You can see in the screen shot that the occurrence that took 24 hours is clearly an extreme example but it has a significant impact on the Mean. If a Commander came to you and asked for the average number of man-hours spent on occurrences do you feel that the Mean of 8.8 would be representative, considering that only one occurrence actually took longer than that? Clearly the Median value of 5 hours is more representative of man-hours and is a more accurate average.
This result comes about because the Mean is sensitive to the inclusion of extreme values because of the way it is calculated while the Median, which is relatively indifferent to the inclusion of extreme values because it only concerns itself with the middle value for a data set, is more likely to provide an appropriate number that is stable in the face of outliers.
The screen shot also conveniently illustrates the function calls used to calculate both the Mean and Median in Excel.
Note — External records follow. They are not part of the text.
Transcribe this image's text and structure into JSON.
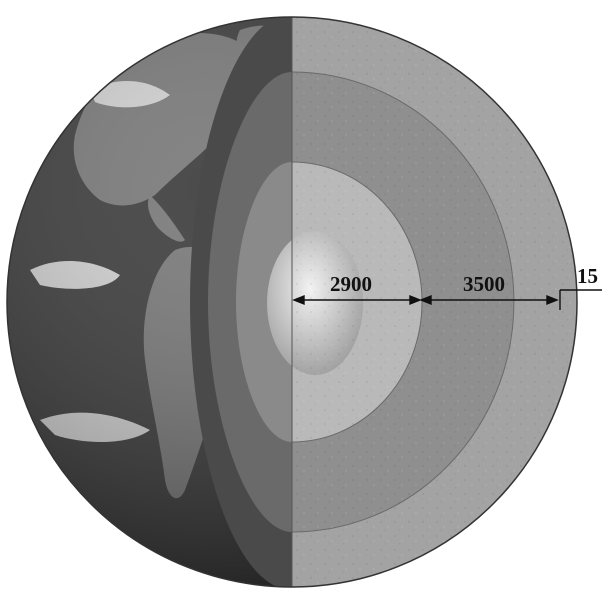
{
  "diagram": {
    "labels": {
      "core_radius": "2900",
      "mantle_thickness": "3500",
      "crust_thickness": "15"
    }
  },
  "colors": {
    "background": "#ffffff",
    "ink": "#111111",
    "inner_core": "#d9d9d9",
    "outer_core": "#b9b9b9",
    "mantle": "#8f8f8f",
    "crust": "#a3a3a3",
    "surface_ocean": "#2c2c2c",
    "surface_land": "#6e6e6e"
  }
}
Frustratingly, Microsoft has opted to use the function name AVERAGE for the Mean further erroneously cementing them as synonyms. Thankfully the Median is a straightforward call to the MEDIAN function.
You’ll notice a third function in the list: SKEW. I discuss above about the positive and negative skewness of data and the SKEW function is useful for coming to grips with the direction and magnitude of a data set’s skewness. In the occurrence man-hours example I state that the data is positively skewed and that’s reflected by the positive (greater than 0) value returned by the SKEW function and that indicates that the Mean likely overestimates the Median. Contrarily, if SKEW returns a value that is less than 0 you’ll know that the data is negatively skewed and that the Mean likely underestimates the Median. Finally, if the value is close to 0 your data set likely follows the bell curve or normal distribution and the Mean and Median will be nearly the same.
The key take away from this post is that it is important to not just blindly take the average (by which I mean the Mean) of a stat without first considering how the data is distributed. So much law enforcement data is skewed one way or the other that it makes sense to take a minute and run the MEDIAN and SKEW functions in Excel to make sure you’re reporting the most appropriate number to your superiors.